HOLDEN – Bernd Heinrich astounds on many fronts. A biologist renowned for his research on bumblebees and ravens, he is a gifted illustrator and an award-winning nature writer.
His books, which include “Bumblebee Economics,” “Ravens in Winter” and “Winter World,” are lauded for making rigorous science both accessible and artful. At its best, his writing sparks imaginative awe for the natural world, reminding us we’ve never left the Garden of Eden.
Heinrich will give a free talk at 7:30 p.m. Saturday, June 23, at Fields Pond Audubon Center in Holden. His topic will be “The Natural History of Hot- and Cold-Blooded Insects.” Copies of his new book and his other books will be available. Refreshments and a book signing follow.
His latest book, “The Snoring Bird,” chronicles the adventures of his larger-than-life German-born father Gerd Heinrich, an old-style, old-world naturalist who traveled the globe collecting museum specimens. That is, when he wasn’t piloting Junker planes in WWI or fleeing the Red Army in WWII.

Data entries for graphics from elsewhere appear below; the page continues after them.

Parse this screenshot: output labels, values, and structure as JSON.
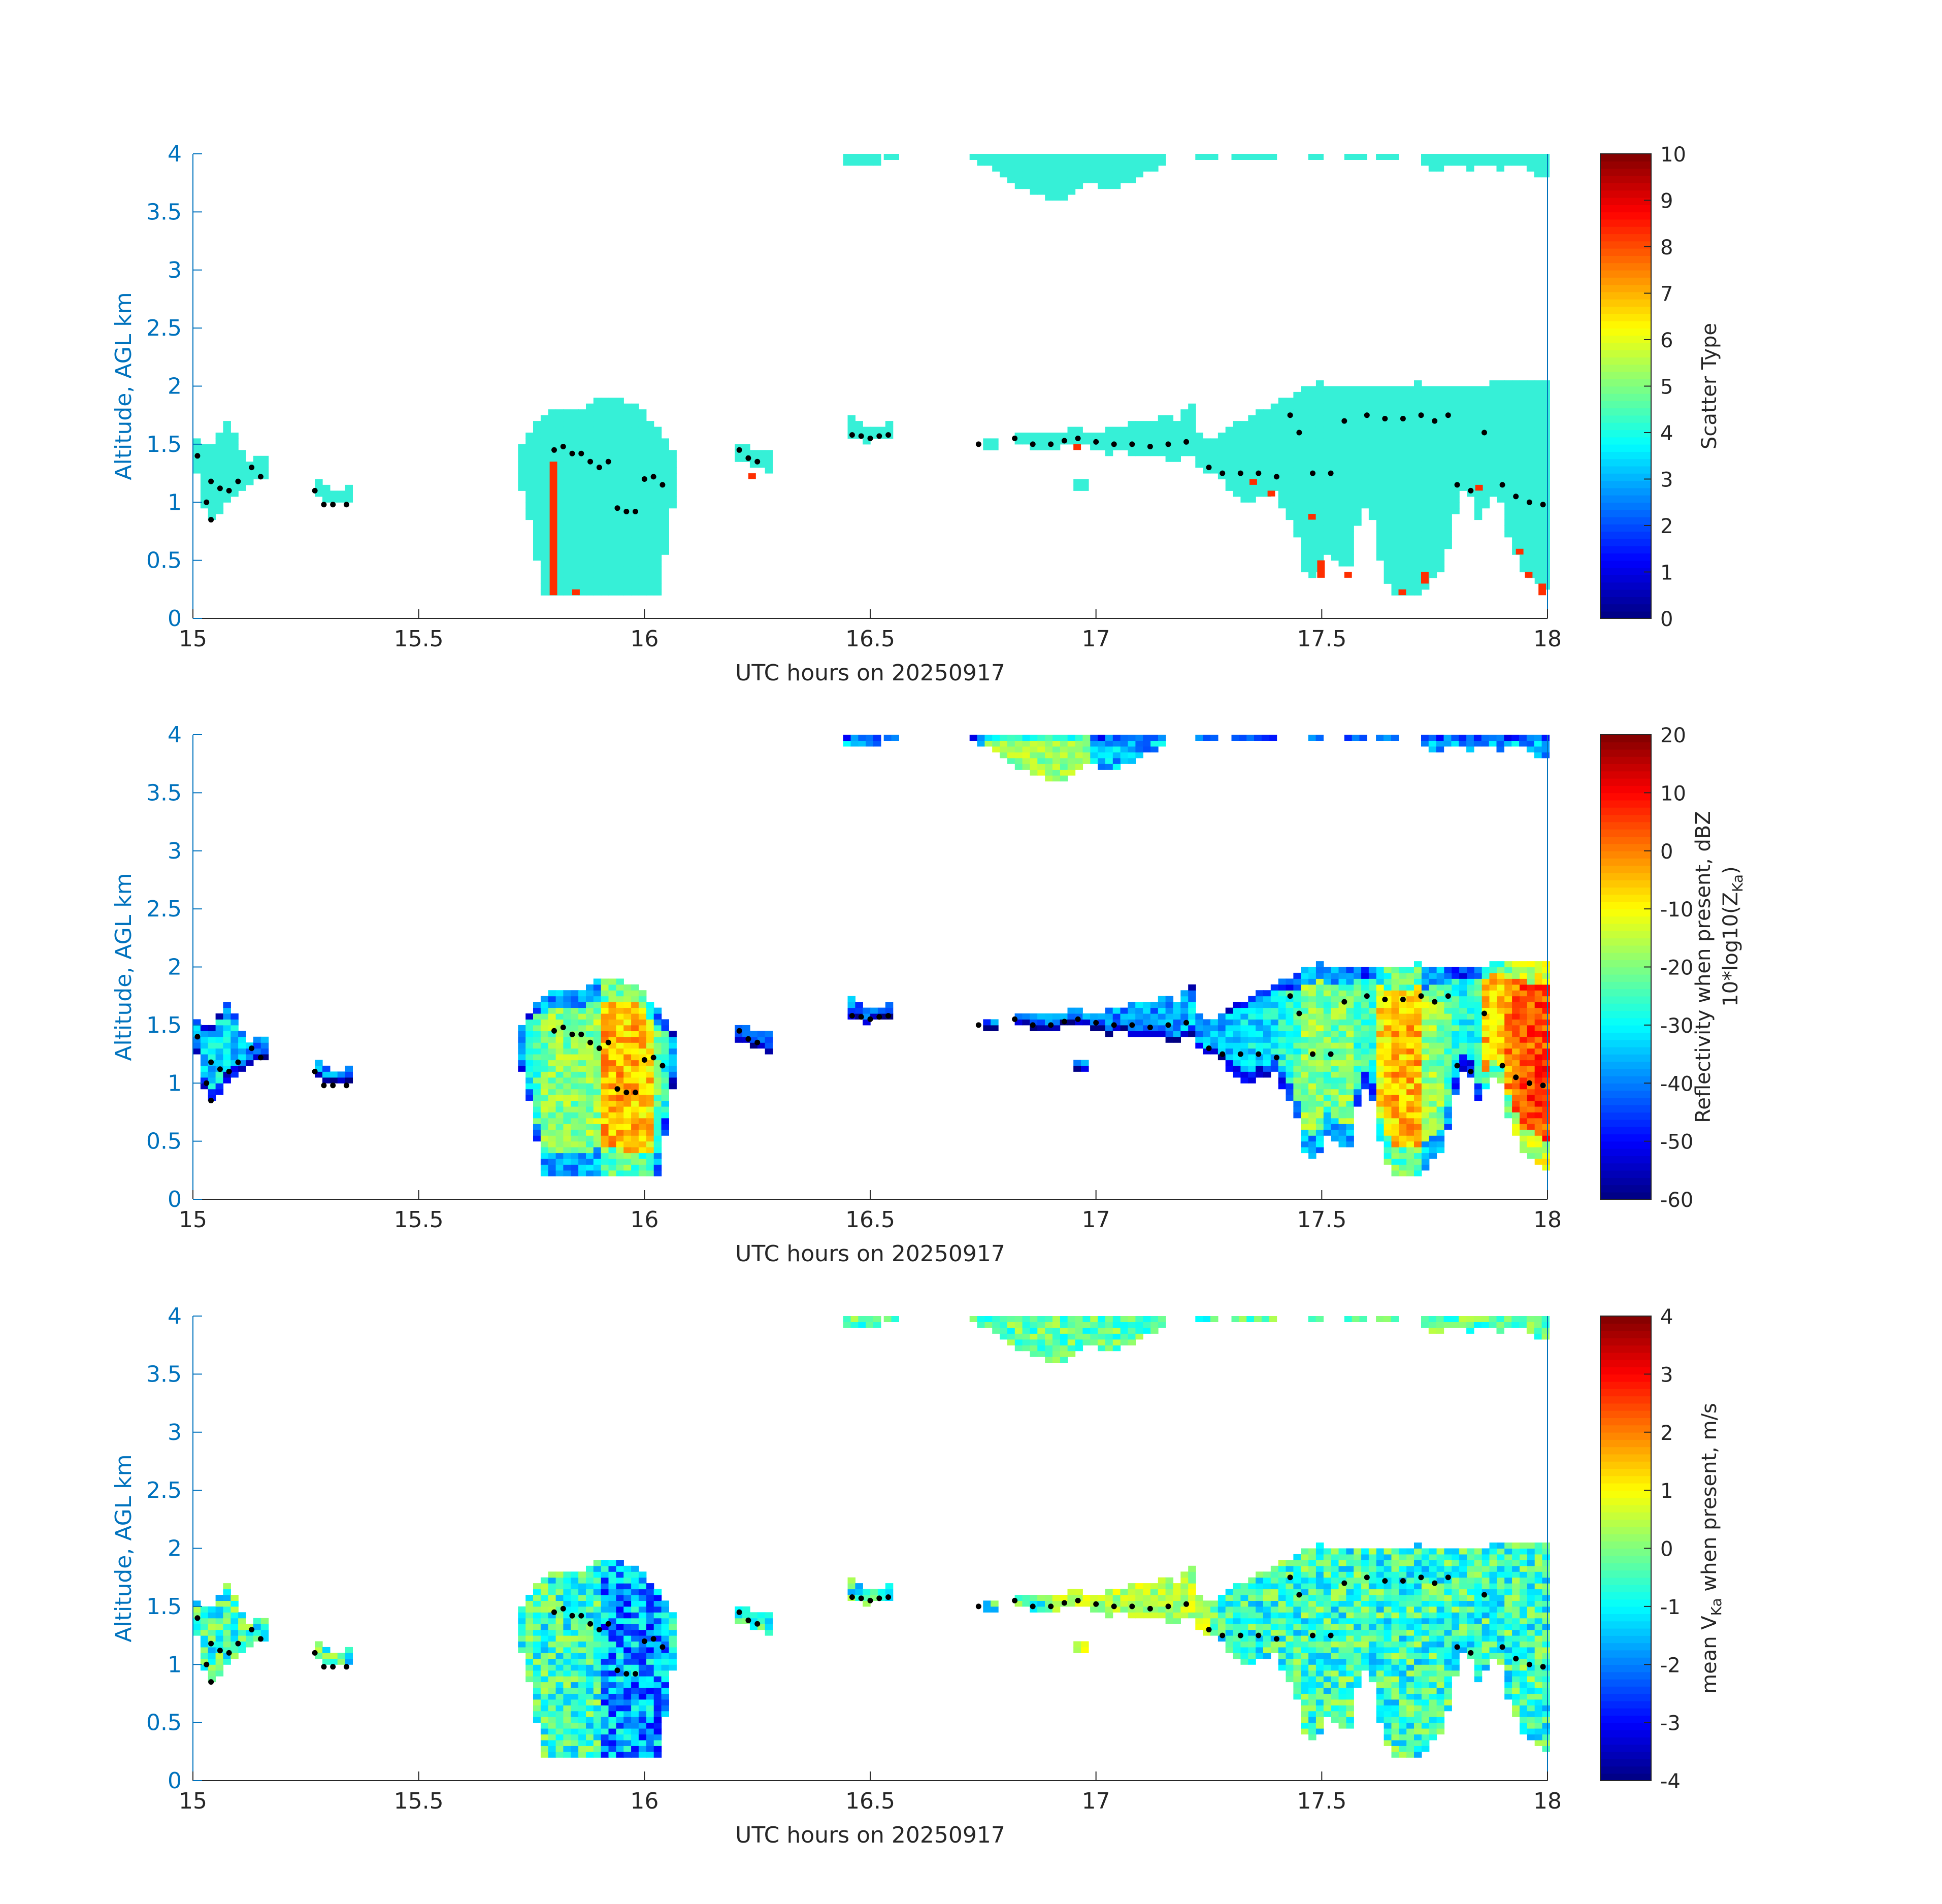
{
  "chart_data": [
    {
      "type": "heatmap",
      "panel": "scatter-type",
      "xlabel": "UTC hours on 20250917",
      "ylabel": "Altitude, AGL km",
      "xlim": [
        15,
        18
      ],
      "ylim": [
        0,
        4
      ],
      "xticks": [
        "15",
        "15.5",
        "16",
        "16.5",
        "17",
        "17.5",
        "18"
      ],
      "yticks": [
        "0",
        "0.5",
        "1",
        "1.5",
        "2",
        "2.5",
        "3",
        "3.5",
        "4"
      ],
      "colorbar": {
        "label": "Scatter Type",
        "label2": "",
        "clim": [
          0,
          10
        ],
        "ticks": [
          "0",
          "1",
          "2",
          "3",
          "4",
          "5",
          "6",
          "7",
          "8",
          "9",
          "10"
        ],
        "colormap": "jet"
      },
      "dominant_value": 3.8,
      "secondary_value": 8.3
    },
    {
      "type": "heatmap",
      "panel": "reflectivity",
      "xlabel": "UTC hours on 20250917",
      "ylabel": "Altitude, AGL km",
      "xlim": [
        15,
        18
      ],
      "ylim": [
        0,
        4
      ],
      "xticks": [
        "15",
        "15.5",
        "16",
        "16.5",
        "17",
        "17.5",
        "18"
      ],
      "yticks": [
        "0",
        "0.5",
        "1",
        "1.5",
        "2",
        "2.5",
        "3",
        "3.5",
        "4"
      ],
      "colorbar": {
        "label": "Reflectivity when present, dBZ",
        "label2": "10*log10(Z",
        "label2_sub": "Ka",
        "label2_end": ")",
        "clim": [
          -60,
          20
        ],
        "ticks": [
          "-60",
          "-50",
          "-40",
          "-30",
          "-20",
          "-10",
          "0",
          "10",
          "20"
        ],
        "colormap": "jet"
      }
    },
    {
      "type": "heatmap",
      "panel": "mean-velocity",
      "xlabel": "UTC hours on 20250917",
      "ylabel": "Altitude, AGL km",
      "xlim": [
        15,
        18
      ],
      "ylim": [
        0,
        4
      ],
      "xticks": [
        "15",
        "15.5",
        "16",
        "16.5",
        "17",
        "17.5",
        "18"
      ],
      "yticks": [
        "0",
        "0.5",
        "1",
        "1.5",
        "2",
        "2.5",
        "3",
        "3.5",
        "4"
      ],
      "colorbar": {
        "label": "mean V",
        "label_sub": "Ka",
        "label_end": " when present, m/s",
        "clim": [
          -4,
          4
        ],
        "ticks": [
          "-4",
          "-3",
          "-2",
          "-1",
          "0",
          "1",
          "2",
          "3",
          "4"
        ],
        "colormap": "jet"
      }
    }
  ],
  "cloud_regions": [
    {
      "x0": 15.0,
      "x1": 15.16,
      "ybot": [
        1.25,
        0.85,
        0.9,
        1.0,
        1.1,
        1.15,
        1.2,
        1.2
      ],
      "ytop": [
        1.55,
        1.45,
        1.6,
        1.72,
        1.5,
        1.35,
        1.38,
        1.38
      ]
    },
    {
      "x0": 15.27,
      "x1": 15.35,
      "ybot": [
        1.05,
        0.98,
        0.98,
        0.98
      ],
      "ytop": [
        1.2,
        1.12,
        1.12,
        1.15
      ]
    },
    {
      "x0": 15.72,
      "x1": 16.07,
      "ybot": [
        1.1,
        0.8,
        0.2,
        0.2,
        0.2,
        0.2,
        0.2,
        0.2,
        0.2,
        0.2,
        0.2,
        0.2,
        0.2,
        0.2,
        0.2,
        0.9,
        1.0
      ],
      "ytop": [
        1.5,
        1.6,
        1.75,
        1.8,
        1.78,
        1.8,
        1.82,
        1.85,
        1.9,
        1.9,
        1.88,
        1.85,
        1.8,
        1.7,
        1.6,
        1.5,
        1.4
      ]
    },
    {
      "x0": 16.2,
      "x1": 16.27,
      "ybot": [
        1.35,
        1.3,
        1.25
      ],
      "ytop": [
        1.52,
        1.45,
        1.45
      ]
    },
    {
      "x0": 16.45,
      "x1": 16.55,
      "ybot": [
        1.55,
        1.52,
        1.55,
        1.55
      ],
      "ytop": [
        1.75,
        1.65,
        1.65,
        1.75
      ]
    },
    {
      "x0": 16.75,
      "x1": 16.77,
      "ybot": [
        1.45
      ],
      "ytop": [
        1.55
      ]
    },
    {
      "x0": 16.82,
      "x1": 17.22,
      "ybot": [
        1.5,
        1.48,
        1.45,
        1.45,
        1.48,
        1.5,
        1.48,
        1.45,
        1.42,
        1.45,
        1.42,
        1.4,
        1.42,
        1.38,
        1.35,
        1.4,
        1.38
      ],
      "ytop": [
        1.6,
        1.58,
        1.6,
        1.62,
        1.6,
        1.65,
        1.62,
        1.6,
        1.65,
        1.62,
        1.68,
        1.7,
        1.72,
        1.75,
        1.7,
        1.85,
        1.8
      ]
    },
    {
      "x0": 17.22,
      "x1": 18.0,
      "ybot": [
        1.3,
        1.25,
        1.2,
        1.1,
        1.0,
        1.0,
        1.05,
        1.1,
        0.9,
        0.8,
        0.35,
        0.35,
        0.55,
        0.45,
        0.4,
        0.9,
        0.95,
        0.5,
        0.2,
        0.2,
        0.2,
        0.25,
        0.35,
        0.45,
        0.9,
        1.2,
        0.85,
        0.95,
        1.1,
        0.7,
        0.45,
        0.35,
        0.3,
        0.2
      ],
      "ytop": [
        1.6,
        1.55,
        1.6,
        1.65,
        1.7,
        1.75,
        1.8,
        1.85,
        1.9,
        1.95,
        2.0,
        2.03,
        2.02,
        2.0,
        1.98,
        2.0,
        2.02,
        1.98,
        2.0,
        2.0,
        2.03,
        2.02,
        1.98,
        2.0,
        1.98,
        2.0,
        2.0,
        2.02,
        2.03,
        2.03,
        2.03,
        2.03,
        2.03,
        2.03
      ]
    },
    {
      "x0": 16.95,
      "x1": 16.97,
      "ybot": [
        1.1
      ],
      "ytop": [
        1.18
      ]
    }
  ],
  "upper_cloud_regions": [
    {
      "x0": 16.44,
      "x1": 16.51,
      "bottom": [
        3.9,
        3.88,
        3.9
      ]
    },
    {
      "x0": 16.53,
      "x1": 16.55,
      "bottom": [
        3.95
      ]
    },
    {
      "x0": 16.72,
      "x1": 17.15,
      "bottom": [
        3.95,
        3.9,
        3.85,
        3.78,
        3.72,
        3.68,
        3.65,
        3.58,
        3.62,
        3.7,
        3.75,
        3.72,
        3.68,
        3.72,
        3.78,
        3.82,
        3.88,
        3.92
      ]
    },
    {
      "x0": 17.22,
      "x1": 17.27,
      "bottom": [
        3.95,
        3.95
      ]
    },
    {
      "x0": 17.3,
      "x1": 17.4,
      "bottom": [
        3.95,
        3.95,
        3.96
      ]
    },
    {
      "x0": 17.47,
      "x1": 17.5,
      "bottom": [
        3.96
      ]
    },
    {
      "x0": 17.55,
      "x1": 17.6,
      "bottom": [
        3.96,
        3.96
      ]
    },
    {
      "x0": 17.62,
      "x1": 17.66,
      "bottom": [
        3.96
      ]
    },
    {
      "x0": 17.72,
      "x1": 18.0,
      "bottom": [
        3.9,
        3.85,
        3.88,
        3.9,
        3.86,
        3.88,
        3.9,
        3.85,
        3.88,
        3.9,
        3.85,
        3.8,
        3.75
      ]
    }
  ],
  "cloud_base_markers": [
    [
      15.01,
      1.4
    ],
    [
      15.03,
      1.0
    ],
    [
      15.04,
      0.85
    ],
    [
      15.04,
      1.18
    ],
    [
      15.06,
      1.12
    ],
    [
      15.08,
      1.1
    ],
    [
      15.1,
      1.18
    ],
    [
      15.13,
      1.3
    ],
    [
      15.15,
      1.22
    ],
    [
      15.27,
      1.1
    ],
    [
      15.29,
      0.98
    ],
    [
      15.31,
      0.98
    ],
    [
      15.34,
      0.98
    ],
    [
      15.8,
      1.45
    ],
    [
      15.82,
      1.48
    ],
    [
      15.84,
      1.42
    ],
    [
      15.86,
      1.42
    ],
    [
      15.88,
      1.35
    ],
    [
      15.9,
      1.3
    ],
    [
      15.92,
      1.35
    ],
    [
      15.94,
      0.95
    ],
    [
      15.96,
      0.92
    ],
    [
      15.98,
      0.92
    ],
    [
      16.0,
      1.2
    ],
    [
      16.02,
      1.22
    ],
    [
      16.04,
      1.15
    ],
    [
      16.21,
      1.45
    ],
    [
      16.23,
      1.38
    ],
    [
      16.25,
      1.35
    ],
    [
      16.46,
      1.58
    ],
    [
      16.48,
      1.57
    ],
    [
      16.5,
      1.55
    ],
    [
      16.52,
      1.57
    ],
    [
      16.54,
      1.58
    ],
    [
      16.74,
      1.5
    ],
    [
      16.82,
      1.55
    ],
    [
      16.86,
      1.5
    ],
    [
      16.9,
      1.5
    ],
    [
      16.93,
      1.53
    ],
    [
      16.96,
      1.55
    ],
    [
      17.0,
      1.52
    ],
    [
      17.04,
      1.5
    ],
    [
      17.08,
      1.5
    ],
    [
      17.12,
      1.48
    ],
    [
      17.16,
      1.5
    ],
    [
      17.2,
      1.52
    ],
    [
      17.25,
      1.3
    ],
    [
      17.28,
      1.25
    ],
    [
      17.32,
      1.25
    ],
    [
      17.36,
      1.25
    ],
    [
      17.4,
      1.22
    ],
    [
      17.43,
      1.75
    ],
    [
      17.45,
      1.6
    ],
    [
      17.48,
      1.25
    ],
    [
      17.52,
      1.25
    ],
    [
      17.55,
      1.7
    ],
    [
      17.6,
      1.75
    ],
    [
      17.64,
      1.72
    ],
    [
      17.68,
      1.72
    ],
    [
      17.72,
      1.75
    ],
    [
      17.75,
      1.7
    ],
    [
      17.78,
      1.75
    ],
    [
      17.8,
      1.15
    ],
    [
      17.83,
      1.1
    ],
    [
      17.86,
      1.6
    ],
    [
      17.9,
      1.15
    ],
    [
      17.93,
      1.05
    ],
    [
      17.96,
      1.0
    ],
    [
      17.99,
      0.98
    ]
  ],
  "velocity_cloud_fill": "#36e8c0"
}
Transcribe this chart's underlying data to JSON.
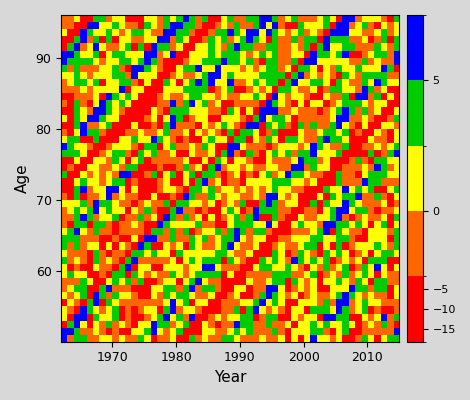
{
  "xlabel": "Year",
  "ylabel": "Age",
  "year_start": 1962,
  "year_end": 2014,
  "age_start": 50,
  "age_end": 95,
  "colorbar_ticks": [
    5,
    0,
    -5,
    -10,
    -15
  ],
  "cmap_colors": [
    "#FF0000",
    "#FF6600",
    "#FFFF00",
    "#00CC00",
    "#0000FF"
  ],
  "cmap_bounds": [
    -18,
    -2,
    0,
    2,
    5,
    10
  ],
  "xticks": [
    1970,
    1980,
    1990,
    2000,
    2010
  ],
  "yticks": [
    60,
    70,
    80,
    90
  ],
  "seed": 42
}
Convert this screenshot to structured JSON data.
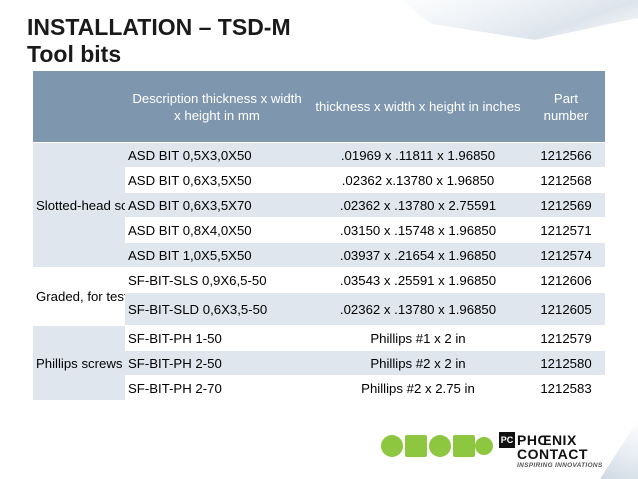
{
  "slide": {
    "title_line1": "INSTALLATION – TSD-M",
    "title_line2": "Tool bits"
  },
  "table": {
    "headers": {
      "description": "Description thickness x width x height in mm",
      "inches": "thickness x width x height in inches",
      "part": "Part number"
    },
    "groups": {
      "slotted": "Slotted-head screws",
      "graded": "Graded, for test socket screws",
      "phillips": "Phillips screws"
    },
    "rows": [
      {
        "description": "ASD BIT 0,5X3,0X50",
        "inches": ".01969 x .11811 x 1.96850",
        "part": "1212566"
      },
      {
        "description": "ASD BIT 0,6X3,5X50",
        "inches": ".02362 x.13780 x 1.96850",
        "part": "1212568"
      },
      {
        "description": "ASD BIT 0,6X3,5X70",
        "inches": ".02362 x .13780 x 2.75591",
        "part": "1212569"
      },
      {
        "description": "ASD BIT 0,8X4,0X50",
        "inches": ".03150 x .15748 x 1.96850",
        "part": "1212571"
      },
      {
        "description": "ASD BIT 1,0X5,5X50",
        "inches": ".03937 x .21654 x 1.96850",
        "part": "1212574"
      },
      {
        "description": "SF-BIT-SLS 0,9X6,5-50",
        "inches": ".03543 x .25591 x 1.96850",
        "part": "1212606"
      },
      {
        "description": "SF-BIT-SLD 0,6X3,5-50",
        "inches": ".02362 x .13780 x 1.96850",
        "part": "1212605"
      },
      {
        "description": "SF-BIT-PH 1-50",
        "inches": "Phillips #1 x 2 in",
        "part": "1212579"
      },
      {
        "description": "SF-BIT-PH 2-50",
        "inches": "Phillips #2 x 2 in",
        "part": "1212580"
      },
      {
        "description": "SF-BIT-PH 2-70",
        "inches": "Phillips #2 x 2.75 in",
        "part": "1212583"
      }
    ]
  },
  "logo": {
    "mark": "PC",
    "line1": "PHŒNIX",
    "line2": "CONTACT",
    "tagline": "INSPIRING INNOVATIONS"
  },
  "colors": {
    "header_bg": "#7f97ae",
    "stripe_bg": "#dfe6ed",
    "logo_green": "#8dc63f"
  }
}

In the jungles and swamps of exotic places, Gerd Heinrich went to Herculean lengths to capture new and rare species, including the “snoring bird,” a rare flightless rail. He spent much of his life collecting and mounting parasitic wasps, eventually describing 1,479 new species. Recounting his adventures as bedtime stories, the father instilled in his son a passion for studying the natural world and a gift for storytelling.
“The Snoring Bird” also recounts Heinrich’s childhood, first as a young boy in the enchanted forest of Hahnheide, Germany, where he and his family lived for several years as “semi-hunter-gathers” in the aftermath of WWII.
Heinrich helped his father trap mice and other small mammals for eating and also helped him hunt for his beloved wasps – learning to distinguish the subtle differences among them. This “real-life Robinson Crusoe existence” lasted until 1951, when the family emigrated to the United States.
They landed in western Maine, where Heinrich became enthralled with the farms and woods around Wilton. The abundance of birds – song sparrows, bluebirds, bobolinks, kestrels and hummingbirds -awed him. With local boys, he rambled around hunting, fishing and lining honeybees, a method of tracking the wild bees back to their honey-filled hives in hollow trees.
As a boarder and student at Goodwill Hinckley Homes in Hinckley, where his parents deposited him so they could continue their collecting expeditions, he developed the work ethic and determination to become an expert naturalist.
He studied zoology at the University of Maine and later earned a doctorate at UCLA, where he unraveled the mystery of how sphinx moths regulate their body temperatures. He taught at Berkeley before relocating to the University of Vermont so he could be nearer to the Maine woods, the locus of much of his research on birds and bees.
Bernd Heinrich’s life and works are a testament to the power of imagination and hard work. Locating the miraculous in nature, he grounds it firmly in science and the Maine woods.
Heinrich also will speak about the life and work of his father at 1 p.m. Saturday, June 23, at the L.C. Bates Museum in Hinckley, in conjunction with the museum’s exhibit, “Gerd Heinrich: 20th Century Biologist and Museum Collector.”